野。良犬@MATVムービーアジア

原題も‘野.良犬’(英題'The Pye-Dog')。タイトルから香港暗黒街の底辺をのた打ち回るチンピラの物語かと思ってたら、良い意味で予想を裏切られました。

イーソン・チャン演じるチンピラが、ある密命を帯びて潜入した小学校でかつての自分と似た境遇の少年と出逢う。父に捨てられ、母は自殺してしまい、今は祖母に育てられながらも口をきかずに学校ではいじめられているその少年とチンピラ、そして臨時雇いの女教師を交えての心の交流を優しく描いた作品なのでした(一応、季節はクリスマス)。

実はその少年の父親こそがチンピラが探していた標的で…という流れで、終盤はスリリングな展開にもなり、最後は…みたいな感じなんだけど、それでも全体のトーンはどこまでも優しい。
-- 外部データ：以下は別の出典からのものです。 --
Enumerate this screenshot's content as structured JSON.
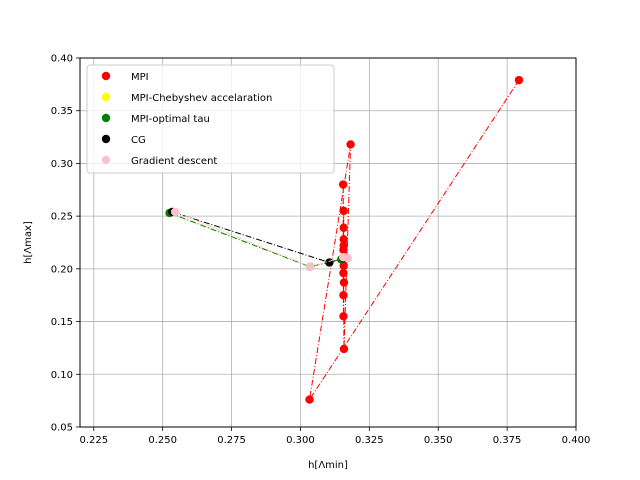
{
  "chart_data": {
    "type": "scatter",
    "xlabel": "h[Λmin]",
    "ylabel": "h[Λmax]",
    "xlim": [
      0.22,
      0.4
    ],
    "ylim": [
      0.05,
      0.4
    ],
    "xticks": [
      0.225,
      0.25,
      0.275,
      0.3,
      0.325,
      0.35,
      0.375,
      0.4
    ],
    "xtick_labels": [
      "0.225",
      "0.250",
      "0.275",
      "0.300",
      "0.325",
      "0.350",
      "0.375",
      "0.400"
    ],
    "yticks": [
      0.05,
      0.1,
      0.15,
      0.2,
      0.25,
      0.3,
      0.35,
      0.4
    ],
    "ytick_labels": [
      "0.05",
      "0.10",
      "0.15",
      "0.20",
      "0.25",
      "0.30",
      "0.35",
      "0.40"
    ],
    "grid": true,
    "legend_position": "top-left",
    "series": [
      {
        "name": "MPI",
        "color": "#ff0000",
        "x": [
          0.3793,
          0.3033,
          0.3182,
          0.3158,
          0.3155,
          0.3156,
          0.3157,
          0.3156,
          0.3157,
          0.3158,
          0.3157,
          0.3156,
          0.3157,
          0.3157,
          0.3156,
          0.3155
        ],
        "y": [
          0.379,
          0.076,
          0.318,
          0.124,
          0.28,
          0.155,
          0.255,
          0.175,
          0.239,
          0.187,
          0.228,
          0.196,
          0.222,
          0.203,
          0.218,
          0.208
        ]
      },
      {
        "name": "MPI-Chebyshev accelaration",
        "color": "#ffff00",
        "x": [
          0.2525,
          0.3035,
          0.3148,
          0.3152
        ],
        "y": [
          0.253,
          0.202,
          0.209,
          0.21
        ]
      },
      {
        "name": "MPI-optimal tau",
        "color": "#008000",
        "x": [
          0.2525,
          0.3035,
          0.3148,
          0.3152
        ],
        "y": [
          0.253,
          0.202,
          0.209,
          0.21
        ]
      },
      {
        "name": "CG",
        "color": "#000000",
        "x": [
          0.2535,
          0.3105,
          0.3155
        ],
        "y": [
          0.254,
          0.206,
          0.21
        ]
      },
      {
        "name": "Gradient descent",
        "color": "#ffc0cb",
        "x": [
          0.2545,
          0.3035,
          0.3155,
          0.3172
        ],
        "y": [
          0.254,
          0.202,
          0.211,
          0.21
        ]
      }
    ]
  }
}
ちょっと才気走った演出がハナにはつくものの、このデレク・クォックという新人監督、今後は注目の存在になりそうです。

それはともかく、イーソンの小池さんみたいなクルクルパーマはイケてるの? まぁ彼の兄貴分役とはいえ、何故か中途半端なロンゲのヅラを被ってるエリック・ツァンの方がどうかしてるとは思うけど。

一方、ヒロイン役のジア・リンはいかにも女教師という風情の白いブラウスが可憐で良かったなぁ。彼女も実は…みたいな展開は正直蛇足だったかな。

とにかく、子役の演技とお婆ちゃんの味もあって、気持ち良く見られる佳作でした。